President Obama and Japanese Prime Minister visit Pearl Harbor in first visit of its kind

PEARL HARBOR, Hawaii (AP) - Japanese Prime Minister Shinzo Abe became the first Japanese leader to visit the USS Arizona Memorial and Pearl Harbor with a U.S. president on Tuesday.

President Barack Obama and Abe laid wreaths aboard the USS Arizona Memorial to honor Americans who died in the Pearl Harbor attacks.

Both Obama and Abe spoke at the memorial. Obama said Abe's visit to Pearl Harbor is a "historic gesture" that shows the power of reconciliation.

Abe offered his "sincere and everlasting condolences" to the U.S. service members who died when his country attacked Pearl Harbor, sending America into World War II.

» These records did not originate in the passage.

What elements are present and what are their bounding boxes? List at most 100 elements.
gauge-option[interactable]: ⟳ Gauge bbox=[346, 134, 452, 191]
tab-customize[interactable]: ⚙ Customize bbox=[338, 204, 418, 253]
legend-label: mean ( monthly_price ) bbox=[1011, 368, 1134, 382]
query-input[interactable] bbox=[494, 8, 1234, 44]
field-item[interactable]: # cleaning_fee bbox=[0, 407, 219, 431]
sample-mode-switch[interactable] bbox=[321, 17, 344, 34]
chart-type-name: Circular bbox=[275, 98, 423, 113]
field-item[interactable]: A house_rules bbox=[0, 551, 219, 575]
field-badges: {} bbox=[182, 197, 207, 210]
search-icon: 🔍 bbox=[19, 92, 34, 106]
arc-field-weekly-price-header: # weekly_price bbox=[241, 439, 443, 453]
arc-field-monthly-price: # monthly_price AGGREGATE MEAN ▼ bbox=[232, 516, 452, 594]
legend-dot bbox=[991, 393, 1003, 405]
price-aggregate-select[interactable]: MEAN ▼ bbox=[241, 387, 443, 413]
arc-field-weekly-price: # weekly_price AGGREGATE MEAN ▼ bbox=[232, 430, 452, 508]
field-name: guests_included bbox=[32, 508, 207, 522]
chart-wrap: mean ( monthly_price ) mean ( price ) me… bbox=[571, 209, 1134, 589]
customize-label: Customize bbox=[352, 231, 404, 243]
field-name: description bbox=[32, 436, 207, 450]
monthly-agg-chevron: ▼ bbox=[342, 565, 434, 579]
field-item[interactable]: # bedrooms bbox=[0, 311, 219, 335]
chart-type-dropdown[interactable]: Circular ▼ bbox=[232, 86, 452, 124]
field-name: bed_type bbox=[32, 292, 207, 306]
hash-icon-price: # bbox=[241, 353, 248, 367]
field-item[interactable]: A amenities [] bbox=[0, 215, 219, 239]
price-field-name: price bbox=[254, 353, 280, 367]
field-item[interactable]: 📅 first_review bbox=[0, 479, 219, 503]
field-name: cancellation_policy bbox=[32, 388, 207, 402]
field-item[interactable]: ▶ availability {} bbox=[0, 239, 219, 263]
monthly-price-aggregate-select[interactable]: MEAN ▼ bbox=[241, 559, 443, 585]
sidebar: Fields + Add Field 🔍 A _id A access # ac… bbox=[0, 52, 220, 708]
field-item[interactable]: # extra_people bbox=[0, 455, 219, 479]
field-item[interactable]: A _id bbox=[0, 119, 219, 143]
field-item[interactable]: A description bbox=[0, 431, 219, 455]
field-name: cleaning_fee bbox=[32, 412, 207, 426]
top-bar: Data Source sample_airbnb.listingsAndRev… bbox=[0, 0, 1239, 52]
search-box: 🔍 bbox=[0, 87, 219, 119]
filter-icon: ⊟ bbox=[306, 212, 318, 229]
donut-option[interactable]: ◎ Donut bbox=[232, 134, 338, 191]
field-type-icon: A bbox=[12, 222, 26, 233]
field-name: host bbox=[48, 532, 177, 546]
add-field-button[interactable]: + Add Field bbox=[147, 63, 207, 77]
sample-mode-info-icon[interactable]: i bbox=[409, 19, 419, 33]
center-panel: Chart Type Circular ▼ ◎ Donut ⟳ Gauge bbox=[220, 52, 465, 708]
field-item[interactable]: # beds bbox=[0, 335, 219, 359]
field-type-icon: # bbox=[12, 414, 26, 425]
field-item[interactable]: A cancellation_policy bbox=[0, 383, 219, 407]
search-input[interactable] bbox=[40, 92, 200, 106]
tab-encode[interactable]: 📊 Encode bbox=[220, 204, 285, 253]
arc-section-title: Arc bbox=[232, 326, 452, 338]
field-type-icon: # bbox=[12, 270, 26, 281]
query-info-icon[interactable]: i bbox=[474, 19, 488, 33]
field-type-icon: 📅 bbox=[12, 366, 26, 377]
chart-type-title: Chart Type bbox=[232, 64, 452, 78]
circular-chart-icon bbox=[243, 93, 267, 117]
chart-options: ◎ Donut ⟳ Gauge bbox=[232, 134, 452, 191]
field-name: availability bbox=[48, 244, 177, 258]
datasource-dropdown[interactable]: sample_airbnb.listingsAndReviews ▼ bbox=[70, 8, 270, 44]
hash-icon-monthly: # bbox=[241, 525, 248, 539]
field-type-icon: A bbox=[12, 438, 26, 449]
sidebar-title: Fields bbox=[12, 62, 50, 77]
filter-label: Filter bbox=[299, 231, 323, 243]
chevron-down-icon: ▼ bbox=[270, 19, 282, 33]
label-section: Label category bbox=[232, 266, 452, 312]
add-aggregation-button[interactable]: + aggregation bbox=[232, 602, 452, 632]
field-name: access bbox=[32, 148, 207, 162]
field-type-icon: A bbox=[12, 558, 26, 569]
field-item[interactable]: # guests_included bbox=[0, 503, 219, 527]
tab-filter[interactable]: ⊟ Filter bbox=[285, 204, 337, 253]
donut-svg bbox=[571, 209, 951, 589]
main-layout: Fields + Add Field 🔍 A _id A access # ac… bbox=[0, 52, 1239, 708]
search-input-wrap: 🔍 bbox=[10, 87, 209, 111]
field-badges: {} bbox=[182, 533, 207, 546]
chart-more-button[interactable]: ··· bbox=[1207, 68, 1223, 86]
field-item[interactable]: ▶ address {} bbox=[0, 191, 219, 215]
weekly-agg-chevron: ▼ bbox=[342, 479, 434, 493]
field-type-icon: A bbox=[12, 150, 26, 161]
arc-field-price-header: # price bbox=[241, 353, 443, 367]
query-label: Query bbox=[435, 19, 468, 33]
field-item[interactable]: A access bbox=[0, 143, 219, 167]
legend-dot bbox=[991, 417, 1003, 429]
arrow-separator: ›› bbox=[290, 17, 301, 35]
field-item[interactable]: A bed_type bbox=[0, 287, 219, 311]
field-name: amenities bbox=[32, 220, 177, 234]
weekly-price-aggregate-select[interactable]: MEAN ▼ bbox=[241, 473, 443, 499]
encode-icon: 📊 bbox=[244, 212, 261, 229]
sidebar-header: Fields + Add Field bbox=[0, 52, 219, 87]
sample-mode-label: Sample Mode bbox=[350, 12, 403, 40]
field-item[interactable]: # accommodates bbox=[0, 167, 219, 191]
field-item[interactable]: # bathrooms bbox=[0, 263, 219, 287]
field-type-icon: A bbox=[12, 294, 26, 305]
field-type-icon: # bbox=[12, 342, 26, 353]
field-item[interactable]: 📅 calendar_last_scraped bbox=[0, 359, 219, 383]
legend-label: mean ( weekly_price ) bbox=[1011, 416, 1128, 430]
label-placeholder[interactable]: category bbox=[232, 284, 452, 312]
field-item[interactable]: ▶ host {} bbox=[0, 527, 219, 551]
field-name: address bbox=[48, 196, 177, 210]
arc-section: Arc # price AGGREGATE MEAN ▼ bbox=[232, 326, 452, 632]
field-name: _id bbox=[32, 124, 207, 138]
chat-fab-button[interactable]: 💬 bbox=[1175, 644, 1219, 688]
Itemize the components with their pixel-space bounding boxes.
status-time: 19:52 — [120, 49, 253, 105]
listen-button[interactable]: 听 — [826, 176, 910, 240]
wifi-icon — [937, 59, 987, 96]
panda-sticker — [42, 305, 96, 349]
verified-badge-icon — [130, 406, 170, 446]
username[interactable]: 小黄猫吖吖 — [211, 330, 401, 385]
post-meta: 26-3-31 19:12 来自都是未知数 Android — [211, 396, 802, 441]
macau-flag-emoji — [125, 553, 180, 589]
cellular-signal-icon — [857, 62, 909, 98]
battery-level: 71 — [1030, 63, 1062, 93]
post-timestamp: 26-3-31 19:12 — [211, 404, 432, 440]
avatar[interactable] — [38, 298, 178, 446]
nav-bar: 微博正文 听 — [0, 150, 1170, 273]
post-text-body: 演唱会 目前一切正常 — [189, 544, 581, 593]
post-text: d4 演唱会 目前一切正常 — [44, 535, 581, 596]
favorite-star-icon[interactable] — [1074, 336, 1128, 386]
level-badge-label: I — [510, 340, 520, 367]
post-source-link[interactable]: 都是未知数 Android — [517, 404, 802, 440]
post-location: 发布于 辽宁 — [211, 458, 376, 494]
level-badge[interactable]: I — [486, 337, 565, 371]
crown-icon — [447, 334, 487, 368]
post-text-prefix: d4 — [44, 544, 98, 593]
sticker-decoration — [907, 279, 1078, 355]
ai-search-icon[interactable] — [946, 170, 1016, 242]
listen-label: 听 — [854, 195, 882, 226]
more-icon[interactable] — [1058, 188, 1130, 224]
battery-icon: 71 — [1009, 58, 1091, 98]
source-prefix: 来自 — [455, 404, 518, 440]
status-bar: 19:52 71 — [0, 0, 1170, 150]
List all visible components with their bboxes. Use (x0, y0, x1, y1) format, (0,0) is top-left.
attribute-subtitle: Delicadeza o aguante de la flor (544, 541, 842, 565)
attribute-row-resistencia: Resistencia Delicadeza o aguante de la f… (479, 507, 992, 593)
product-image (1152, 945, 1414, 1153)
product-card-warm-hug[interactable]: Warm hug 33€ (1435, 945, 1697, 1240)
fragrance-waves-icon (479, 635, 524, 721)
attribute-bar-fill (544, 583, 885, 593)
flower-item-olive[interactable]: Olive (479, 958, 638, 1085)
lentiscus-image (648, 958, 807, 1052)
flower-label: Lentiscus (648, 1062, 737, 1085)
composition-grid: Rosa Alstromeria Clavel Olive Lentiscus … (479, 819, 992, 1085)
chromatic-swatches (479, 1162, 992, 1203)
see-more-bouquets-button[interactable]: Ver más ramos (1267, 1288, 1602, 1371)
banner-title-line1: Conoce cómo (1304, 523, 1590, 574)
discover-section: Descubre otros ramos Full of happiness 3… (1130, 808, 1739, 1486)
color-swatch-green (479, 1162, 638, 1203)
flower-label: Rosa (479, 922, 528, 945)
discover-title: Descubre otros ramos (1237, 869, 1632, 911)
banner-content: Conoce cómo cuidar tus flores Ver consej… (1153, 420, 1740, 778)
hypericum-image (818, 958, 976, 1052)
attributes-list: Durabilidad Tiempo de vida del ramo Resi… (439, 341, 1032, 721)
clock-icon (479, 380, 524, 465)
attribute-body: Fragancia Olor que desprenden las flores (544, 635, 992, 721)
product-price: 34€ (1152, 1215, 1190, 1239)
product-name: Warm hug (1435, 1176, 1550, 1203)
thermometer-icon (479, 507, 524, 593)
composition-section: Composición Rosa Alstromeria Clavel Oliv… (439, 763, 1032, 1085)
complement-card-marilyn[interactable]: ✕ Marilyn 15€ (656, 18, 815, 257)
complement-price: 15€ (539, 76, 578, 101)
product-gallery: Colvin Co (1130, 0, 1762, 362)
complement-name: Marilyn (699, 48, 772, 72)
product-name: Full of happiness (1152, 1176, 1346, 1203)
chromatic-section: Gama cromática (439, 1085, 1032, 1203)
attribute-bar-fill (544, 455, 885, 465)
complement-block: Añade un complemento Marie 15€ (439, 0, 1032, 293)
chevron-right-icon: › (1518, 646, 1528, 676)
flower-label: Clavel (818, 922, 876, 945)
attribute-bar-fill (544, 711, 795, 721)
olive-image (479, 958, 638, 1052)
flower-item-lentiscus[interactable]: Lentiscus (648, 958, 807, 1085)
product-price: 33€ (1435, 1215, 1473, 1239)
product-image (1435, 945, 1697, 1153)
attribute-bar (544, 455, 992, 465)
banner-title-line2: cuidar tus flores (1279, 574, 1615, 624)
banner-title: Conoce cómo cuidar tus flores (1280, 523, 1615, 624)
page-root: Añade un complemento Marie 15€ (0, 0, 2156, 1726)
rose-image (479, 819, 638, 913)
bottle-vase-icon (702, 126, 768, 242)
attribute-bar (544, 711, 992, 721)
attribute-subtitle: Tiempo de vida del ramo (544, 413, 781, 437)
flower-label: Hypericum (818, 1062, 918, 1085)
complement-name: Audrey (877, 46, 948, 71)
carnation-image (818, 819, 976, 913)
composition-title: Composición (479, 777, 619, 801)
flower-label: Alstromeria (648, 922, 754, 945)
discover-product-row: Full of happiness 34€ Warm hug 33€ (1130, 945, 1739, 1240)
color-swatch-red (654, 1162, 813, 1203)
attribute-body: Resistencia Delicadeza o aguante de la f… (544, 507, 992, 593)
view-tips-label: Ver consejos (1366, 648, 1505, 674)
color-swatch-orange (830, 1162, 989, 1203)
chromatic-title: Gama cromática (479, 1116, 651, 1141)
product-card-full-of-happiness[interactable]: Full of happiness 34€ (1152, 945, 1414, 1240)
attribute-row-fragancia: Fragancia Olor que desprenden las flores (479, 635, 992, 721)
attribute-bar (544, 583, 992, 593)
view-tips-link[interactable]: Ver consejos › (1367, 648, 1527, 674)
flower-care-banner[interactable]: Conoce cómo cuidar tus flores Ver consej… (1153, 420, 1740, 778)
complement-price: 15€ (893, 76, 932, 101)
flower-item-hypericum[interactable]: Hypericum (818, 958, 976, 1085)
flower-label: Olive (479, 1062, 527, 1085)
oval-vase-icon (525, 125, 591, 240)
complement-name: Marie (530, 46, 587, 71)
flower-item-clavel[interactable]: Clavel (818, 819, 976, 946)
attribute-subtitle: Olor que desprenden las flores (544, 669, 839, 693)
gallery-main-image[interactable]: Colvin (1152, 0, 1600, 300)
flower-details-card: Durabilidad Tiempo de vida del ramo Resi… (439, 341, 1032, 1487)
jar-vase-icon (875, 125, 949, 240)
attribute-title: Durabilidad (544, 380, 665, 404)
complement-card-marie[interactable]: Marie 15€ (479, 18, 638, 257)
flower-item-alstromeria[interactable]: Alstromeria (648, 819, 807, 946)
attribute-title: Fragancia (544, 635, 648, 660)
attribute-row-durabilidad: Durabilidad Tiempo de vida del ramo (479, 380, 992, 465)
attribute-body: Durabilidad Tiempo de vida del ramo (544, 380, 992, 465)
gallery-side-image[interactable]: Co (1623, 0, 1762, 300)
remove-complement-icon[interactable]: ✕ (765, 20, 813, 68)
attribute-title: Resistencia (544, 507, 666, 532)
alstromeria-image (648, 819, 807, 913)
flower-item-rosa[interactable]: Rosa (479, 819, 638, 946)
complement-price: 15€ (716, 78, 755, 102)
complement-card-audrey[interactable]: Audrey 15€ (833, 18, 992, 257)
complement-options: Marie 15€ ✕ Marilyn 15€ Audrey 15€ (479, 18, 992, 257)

The prime minister did not apologize for the attack but paid tribute to the "brave men and women" who were killed. Abe said, "We must never repeat the horrors of war again."

The Japanese leader said it's important to show respect even to a former enemy. He said that's the spirit of tolerance that Americans embrace.

President Obama said Abe's presence is a reminder of what's possible between nations and peoples. He said it shows that wars can end and enemies can become allies.

Obama said the United States-Japan relationship is now a cornerstone of peace in the world. He said the alliance has never been stronger.